Arjuna Capital’s supporting statement this year states that ‘[p]ay inequities persist across race and gender and pose substantial risk to companies and society at large. Black workers’ hourly median earnings represent 81 percent of white wages.’ It adds that managing pay equity is associated with improved representation and that diversity is linked to improved stock performance and return on equity. Arjuna Capital writes that ‘best practice pay equity reporting’ consists of:
- Unadjusted median pay gaps, assessing equal opportunity to high-paying roles
- Statistically adjusted gaps, assessing pay between minorities and non-minorities, men and women, performing similar roles.
‘Nike reports only statistically adjusted gaps but ignores unadjusted gaps, which address structural bias women and minorities face regarding job opportunity and pay, particularly when men hold most higher-paying jobs,’ Arjuna states. ‘Median pay gaps show, quite literally, how Nike assigns value to employees through the roles they inhabit and pay they receive. Median-gap reporting also provides a digestible and comparable data point to determine progress over time.’
BOARD OPPOSITION
Nike’s board had urged shareholders to vote against the resolution, writing in the company’s 2023 proxy statement:
- ‘We remain committed to the principle of equal pay for equal work and to enhancing the representation of diverse individuals at all levels of the company
- ‘Our current initiatives and public disclosures, including the pay equity data published in our annual Impact Report, already address the underlying rationale for the proposal and provide our shareholders with more relevant information about Nike’s commitment to pay equity and increasing diversity, equity and inclusion at all levels of the company than [does] the requested measure.’
The board writes: ‘Our pay-equity ratio, which is disclosed annually in our Impact Report, reflects our commitment to deliver equal pay for equal work. Nike defines pay equity as equal compensation for employees across gender, race and ethnicity, who undertake the same work at the same career level, location, experience and performance.
‘We have achieved and maintained a global pay-equity ratio of 1:1 for men to women and a 1:1 pay equity ratio for white employees to racial and ethnic minorities in the [US]. We regularly monitor internal pay infrastructure and annually review our compensation and promotion practices across all geographies, functions and business units with the goal of ensuring we continue to achieve pay equity every year.’
It also argues that a median pay-gap measure aims to compare the pay of two employees ‘whose compensation happens to fall at the midpoint of the pay range among those employees sharing the relevant gender, racial or ethnic characteristic, without adjusting for relevant factors that can explain differences in pay, such as their different role, skills, performance, experience, tenure or location.

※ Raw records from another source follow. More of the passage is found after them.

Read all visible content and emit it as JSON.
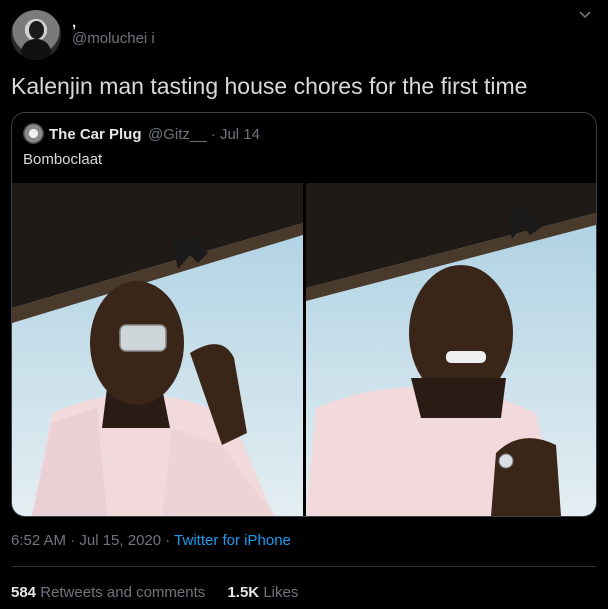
{
  "tweet": {
    "display_name": ",",
    "handle": "@moluchei i",
    "text": "Kalenjin man tasting house chores for the first time",
    "timestamp": "6:52 AM · Jul 15, 2020 · ",
    "source": "Twitter for iPhone",
    "retweets_count": "584",
    "retweets_label": "Retweets and comments",
    "likes_count": "1.5K",
    "likes_label": "Likes"
  },
  "quoted": {
    "name": "The Car Plug",
    "handle": "@Gitz__",
    "separator": "·",
    "date": "Jul 14",
    "text": "Bomboclaat"
  },
  "icons": {
    "menu": "chevron-down-icon"
  },
  "colors": {
    "background": "#000000",
    "link": "#1d9bf0",
    "muted": "#6e767d"
  }
}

‘Although the proposal is aimed at providing transparency with respect to pay equity and equal opportunity, this statistic does not demonstrate whether our [female] and racial and ethnic minority employees are being paid fairly for the roles they are doing, nor does it accurately depict female or racial and ethnic representation at Nike’s different locations around the globe.’
A request for comment from Nike was not returned immediately.